Por Miguel Núñes
Esse
tem sido um dos temas mais controversos ao longo dos anos, e que
lamentavelmente muitos têm respondido de uma maneira emocional e não através da
análise bíblica. Aqueles de nós que crescemos no catolicismo sempre ouvimos que
o suicídio é um pecado mortal que irremediavelmente envia a pessoa para o
inferno. Para muitos que têm crescido com essa posição, é impossível
despojar-se dessa ideia.
Outros
têm estudado o tema e, depois de fazê-lo, concluem que nenhum cristão seria
capaz de acabar com sua própria vida.
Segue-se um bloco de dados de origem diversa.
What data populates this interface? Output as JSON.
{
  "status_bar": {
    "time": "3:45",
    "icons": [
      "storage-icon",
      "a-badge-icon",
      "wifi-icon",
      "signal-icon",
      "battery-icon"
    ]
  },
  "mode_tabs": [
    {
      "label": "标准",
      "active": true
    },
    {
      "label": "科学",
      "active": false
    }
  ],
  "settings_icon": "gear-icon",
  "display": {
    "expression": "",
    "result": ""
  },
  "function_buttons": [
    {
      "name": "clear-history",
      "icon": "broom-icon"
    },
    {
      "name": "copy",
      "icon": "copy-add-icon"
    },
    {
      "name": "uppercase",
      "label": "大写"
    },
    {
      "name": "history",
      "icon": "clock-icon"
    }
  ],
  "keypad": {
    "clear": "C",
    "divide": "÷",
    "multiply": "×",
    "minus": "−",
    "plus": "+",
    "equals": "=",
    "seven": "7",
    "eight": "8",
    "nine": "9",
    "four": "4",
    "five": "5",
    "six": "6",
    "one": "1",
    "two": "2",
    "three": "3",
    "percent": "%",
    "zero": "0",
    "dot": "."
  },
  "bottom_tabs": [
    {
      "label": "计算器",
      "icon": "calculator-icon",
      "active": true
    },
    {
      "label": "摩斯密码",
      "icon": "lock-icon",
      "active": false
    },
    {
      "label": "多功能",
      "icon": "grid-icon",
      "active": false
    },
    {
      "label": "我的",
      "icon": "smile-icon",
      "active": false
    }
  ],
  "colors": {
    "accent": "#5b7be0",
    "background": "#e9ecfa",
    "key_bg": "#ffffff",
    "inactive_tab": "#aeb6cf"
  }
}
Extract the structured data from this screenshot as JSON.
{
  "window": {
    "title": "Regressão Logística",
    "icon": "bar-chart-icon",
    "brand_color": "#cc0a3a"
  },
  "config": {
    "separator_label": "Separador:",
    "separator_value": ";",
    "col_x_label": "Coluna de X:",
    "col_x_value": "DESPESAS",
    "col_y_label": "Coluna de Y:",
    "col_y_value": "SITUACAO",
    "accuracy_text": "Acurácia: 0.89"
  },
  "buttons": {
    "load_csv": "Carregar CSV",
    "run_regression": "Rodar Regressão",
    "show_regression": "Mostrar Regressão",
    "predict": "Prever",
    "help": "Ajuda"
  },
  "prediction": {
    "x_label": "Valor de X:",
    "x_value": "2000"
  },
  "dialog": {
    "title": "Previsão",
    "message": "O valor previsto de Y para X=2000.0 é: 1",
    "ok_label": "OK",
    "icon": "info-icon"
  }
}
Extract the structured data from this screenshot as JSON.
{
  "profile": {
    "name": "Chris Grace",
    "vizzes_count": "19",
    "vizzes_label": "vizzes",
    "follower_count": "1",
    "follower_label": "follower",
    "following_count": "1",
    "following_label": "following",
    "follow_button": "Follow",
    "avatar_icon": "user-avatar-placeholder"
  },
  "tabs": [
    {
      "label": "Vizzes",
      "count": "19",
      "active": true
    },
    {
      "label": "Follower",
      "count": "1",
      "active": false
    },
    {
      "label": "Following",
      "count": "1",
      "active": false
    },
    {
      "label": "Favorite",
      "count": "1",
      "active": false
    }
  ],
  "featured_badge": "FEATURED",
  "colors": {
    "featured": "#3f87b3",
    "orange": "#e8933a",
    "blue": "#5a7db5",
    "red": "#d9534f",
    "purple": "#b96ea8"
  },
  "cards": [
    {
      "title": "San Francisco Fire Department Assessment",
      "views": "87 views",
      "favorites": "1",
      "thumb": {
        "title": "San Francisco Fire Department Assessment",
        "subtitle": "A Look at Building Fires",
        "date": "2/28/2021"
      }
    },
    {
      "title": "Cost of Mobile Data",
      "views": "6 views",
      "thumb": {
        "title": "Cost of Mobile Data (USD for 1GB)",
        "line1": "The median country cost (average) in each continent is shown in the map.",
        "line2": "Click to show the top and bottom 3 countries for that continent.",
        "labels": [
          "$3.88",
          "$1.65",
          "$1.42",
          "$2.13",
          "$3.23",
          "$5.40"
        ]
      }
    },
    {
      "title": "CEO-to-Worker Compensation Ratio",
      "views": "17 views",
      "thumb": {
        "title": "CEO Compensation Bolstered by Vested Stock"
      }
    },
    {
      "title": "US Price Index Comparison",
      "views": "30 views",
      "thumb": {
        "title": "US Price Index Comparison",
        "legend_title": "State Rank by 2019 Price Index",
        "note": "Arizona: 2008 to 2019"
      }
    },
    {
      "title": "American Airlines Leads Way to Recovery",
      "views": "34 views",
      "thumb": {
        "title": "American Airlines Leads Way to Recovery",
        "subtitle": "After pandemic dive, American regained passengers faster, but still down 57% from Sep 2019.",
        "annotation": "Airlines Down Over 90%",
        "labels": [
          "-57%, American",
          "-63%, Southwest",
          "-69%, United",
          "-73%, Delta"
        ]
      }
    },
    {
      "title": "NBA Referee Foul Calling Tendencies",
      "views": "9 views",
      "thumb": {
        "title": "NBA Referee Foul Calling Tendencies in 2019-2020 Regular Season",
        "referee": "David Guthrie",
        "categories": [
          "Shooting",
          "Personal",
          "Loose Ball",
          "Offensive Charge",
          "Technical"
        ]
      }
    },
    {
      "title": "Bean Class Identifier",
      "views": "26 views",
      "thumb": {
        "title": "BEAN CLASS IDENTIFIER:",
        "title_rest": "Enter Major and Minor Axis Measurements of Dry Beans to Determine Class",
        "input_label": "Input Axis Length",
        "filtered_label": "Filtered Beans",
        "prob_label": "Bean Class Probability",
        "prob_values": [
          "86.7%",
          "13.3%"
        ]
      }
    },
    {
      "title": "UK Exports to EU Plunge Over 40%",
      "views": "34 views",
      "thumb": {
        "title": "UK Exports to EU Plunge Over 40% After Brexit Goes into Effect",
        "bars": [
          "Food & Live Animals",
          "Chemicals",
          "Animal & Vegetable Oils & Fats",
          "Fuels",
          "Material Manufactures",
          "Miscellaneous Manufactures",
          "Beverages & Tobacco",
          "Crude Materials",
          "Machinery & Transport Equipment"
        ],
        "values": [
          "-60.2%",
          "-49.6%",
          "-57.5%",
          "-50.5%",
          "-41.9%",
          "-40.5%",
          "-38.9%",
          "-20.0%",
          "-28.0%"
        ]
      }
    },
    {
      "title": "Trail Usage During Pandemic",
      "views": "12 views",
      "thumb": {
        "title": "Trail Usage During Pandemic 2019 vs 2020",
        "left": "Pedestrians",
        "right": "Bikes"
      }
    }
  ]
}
Há outros que afirmam que um cristão
poderia cometer suicídio, mas perderia a salvação. E ainda outros pensam que um
cristão poderia cometer suicídio em situações extremas, sem que isso o conduza
à condenação.
Em
essência temos, então, quatro posições:
1. Todo aquele que comete suicídio, sob
qualquer circunstância, vai para o inferno (posição Católica Tradicional).
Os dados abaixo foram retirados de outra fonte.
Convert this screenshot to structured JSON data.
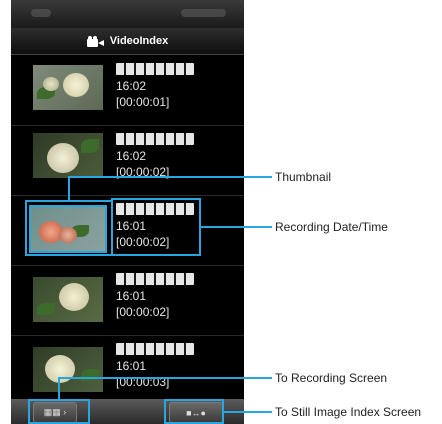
{
  "app": {
    "title": "VideoIndex"
  },
  "items": [
    {
      "time": "16:02",
      "duration": "[00:00:01]"
    },
    {
      "time": "16:02",
      "duration": "[00:00:02]"
    },
    {
      "time": "16:01",
      "duration": "[00:00:02]"
    },
    {
      "time": "16:01",
      "duration": "[00:00:02]"
    },
    {
      "time": "16:01",
      "duration": "[00:00:03]"
    }
  ],
  "callouts": {
    "thumbnail": "Thumbnail",
    "recording_datetime": "Recording Date/Time",
    "to_recording": "To Recording Screen",
    "to_still_index": "To Still Image Index Screen"
  },
  "colors": {
    "highlight": "#2aa6de",
    "background": "#000000",
    "text": "#e6e6e6"
  },
  "icons": [
    "video-camera-icon",
    "grid-index-icon",
    "camera-switch-icon"
  ]
}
2. Um cristão nunca chega a cometer suicídio,
porque Deus impediria.
3. Um cristão pode cometer suicídio, mas
perderá sua salvação.
4. Um cristão pode cometer suicídio, sem que
necessariamente perca sua salvação.
A
primeira dessas quatro posições foi basicamente a única crença até a época da
Reforma, quando a doutrina da salvação (Soteriologia) começou a ser melhor
estudada e entendida. Nesse momento, tanto Lutero como Calvino concluíram que
eles não podiam afirmar categoricamente que um cristão não poderia cometer
suicídio e/ou o que se suicidava iria ser condenado. Na medida em que a
salvação das almas foi sendo analisada em detalhes, muitos dos reformadores
começaram a fazer conclusões, de maneira distinta, sobre a posição que a Igreja
de Roma tinha até então.
No
fim das contas, a pergunta é: O Que a Bíblia diz?
Começamos
mencionando aquelas coisas que sabemos de maneira definitiva a partir da
revelação de Deus:
O
ser humano é totalmente depravado (primeiro ponto do TULIP calvinista). Com
isso, não queremos dizer que o ser humano é tão mal quanto poderia ser, mas que
todas as suas capacidades estão manchadas pelo pecado: sua mente ou intelecto,
seu coração ou emoções, e sua vontade.
- O
cristão foi regenerado, mas mesmo depois de ter nascido de novo, devido à
permanência da natureza carnal, continua com a capacidade de cometer
qualquer pecado, com a exceção do pecado imperdoável.
- O
pecado imperdoável é mencionado em Marcos 3:25-32 e outras passagens, e a
partir desse contexto podemos concluir que esse pecado se refere à
rejeição contínua da ação do Espírito Santo na conversão do homem. Outros,
a partir dessa passagem citada, atribuem a Satanás as obras do Espírito de
Deus. Obviamente, em ambos os casos está se fazendo referência a uma
pessoa incrédula.
- De
maneira particular, queremos destacar que o cristão é capaz de tirar a
vida de outra pessoa, como fez o Rei Davi, sem que isso afete a sua
salvação.
- O
sacrifício de Cristo na cruz perdoou todos os nossos pecados: passados,
presentes e futuros (Colossenses 2:13-14, Hebreus 10:11-18)
- O
anterior implica que o pecado que um cristão cometerá amanhã foi perdoado
na cruz, onde Cristo nos justificou, e fomos declarados justos sem de fato
sermos, e o fez como uma só ação que não necessita ser repetida no futuro.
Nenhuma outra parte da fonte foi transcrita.